The climb is but half over as we begin the descent. Neither of us has ever been here before. But I trust the pathfinder in my head. After some crazy scrambling on the edge of eternity, we descend a sloping ledge system leading south. We find a solitary rotted leg of a deer. I snap the Power bar picture of the century as my friend pretends to take a bite! The trudge down the couloir is scary; more loose shattered shit, piles and piles of it. Our rope snags on a long rappel, threatening to knight us. A massive, nearly desperate tug from my partner dislodges the thing. We are finally home free!

"YEAH!" He howls at the god of mountaineers. We've got it in the bag now. All that remains is a long descent to our packs, the trudge back to camp and an even longer haul back to the trailhead. We take in the somber mood of the wall, now in evening shadow. The smashed boot says it all. I cast uneasy glances over my shoulder, up at the face and at my partner. I look at the rubble at the bottom of the first pitch, trying to identify `our' rocks.
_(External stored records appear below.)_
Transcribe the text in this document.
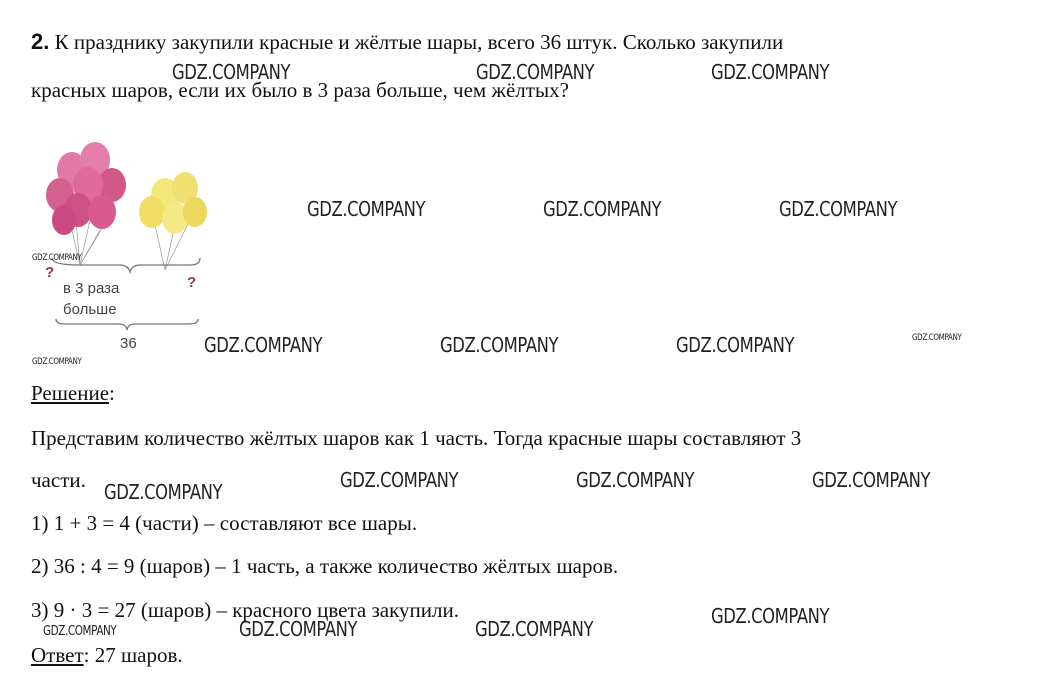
2. К празднику закупили красные и жёлтые шары, всего 36 штук. Сколько закупили
красных шаров, если их было в 3 раза больше, чем жёлтых?
?
?
в 3 раза
больше
36
Решение:
Представим количество жёлтых шаров как 1 часть. Тогда красные шары составляют 3
части.
1) 1 + 3 = 4 (части) – составляют все шары.
2) 36 : 4 = 9 (шаров) – 1 часть, а также количество жёлтых шаров.
3) 9 · 3 = 27 (шаров) – красного цвета закупили.
Ответ: 27 шаров.
GDZ.COMPANY	GDZ.COMPANY	GDZ.COMPANY
GDZ.COMPANY	GDZ.COMPANY	GDZ.COMPANY
GDZ.COMPANY
GDZ.COMPANY	GDZ.COMPANY	GDZ.COMPANY	GDZ.COMPANY
GDZ.COMPANY
GDZ.COMPANY	GDZ.COMPANY	GDZ.COMPANY	GDZ.COMPANY
GDZ.COMPANY
GDZ.COMPANY	GDZ.COMPANY
GDZ.COMPANY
We begin making our way down the scree and talus. I stop and look back often. Taking in the specter of the mountain is impossible. It seems miles high, intricate, malevolent. Standing beneath this thing, looking up at that face, I find myself caught up in the events real-time, as if they are all happening still. The wall serves as its own map of my emotions. There is fear and there is despair. Over there is competence. And up there is achievement. I can't stand and stare at this thing too long. I feel as though I am trapped on the edge of waking, still living the dream yet knowing a different reality governs. I turn away quickly, continue the descent. All too soon, I look back up again...

Night takes us exactly where we left it; just above our camp on a broad shoulder. The remaining six miles of trail seem much longer going out than they did coming in. They always do! I'm void of emotion as I walk. No anxieties but no certainties either. I simply place one foot in front of the other. I've eaten the toughest part of the elephant, but six miles of entrails remain. I'll suck it down no problem. This hike is tame in comparison to the gauntlet we just survived. The darkness again absorbs the sound of my passage. The night contradicts the significance of the climb. This country cares not in the least for my accomplishments, nor for my failures. I might as well not have been here at all.

On this walk as in all others I am alone. Only I can see this thing to the end. My partner will not carry me or my load. But something has changed. Before, bonded by convenience alone, I felt only a vague kinship; a climbing partner, nothing more. Two separate universes orbiting different realities. But the furnace of the mountain, the crucible of the climb and the binding experience of a close call have forged a different truth. Invisible, yet plain for those who can see, there stands between us a bridge of desire, ability and commitment.

Our ambition is sated. Our goal has been reached. But the energy remains, adding a spring to our tired steps and a dark humor to our self-inflicted misery. My companion, inscrutable as ever, perhaps remains unknown as well. But he's not untouched! The bond of our climb tells me that. I'm not alone! We have lived this climb together. It remains there, the single, living answer to all the questions. Chosen of free will, inevitable nonetheless, it stands on the skyline of my memory, haunting me with its shattered countenance.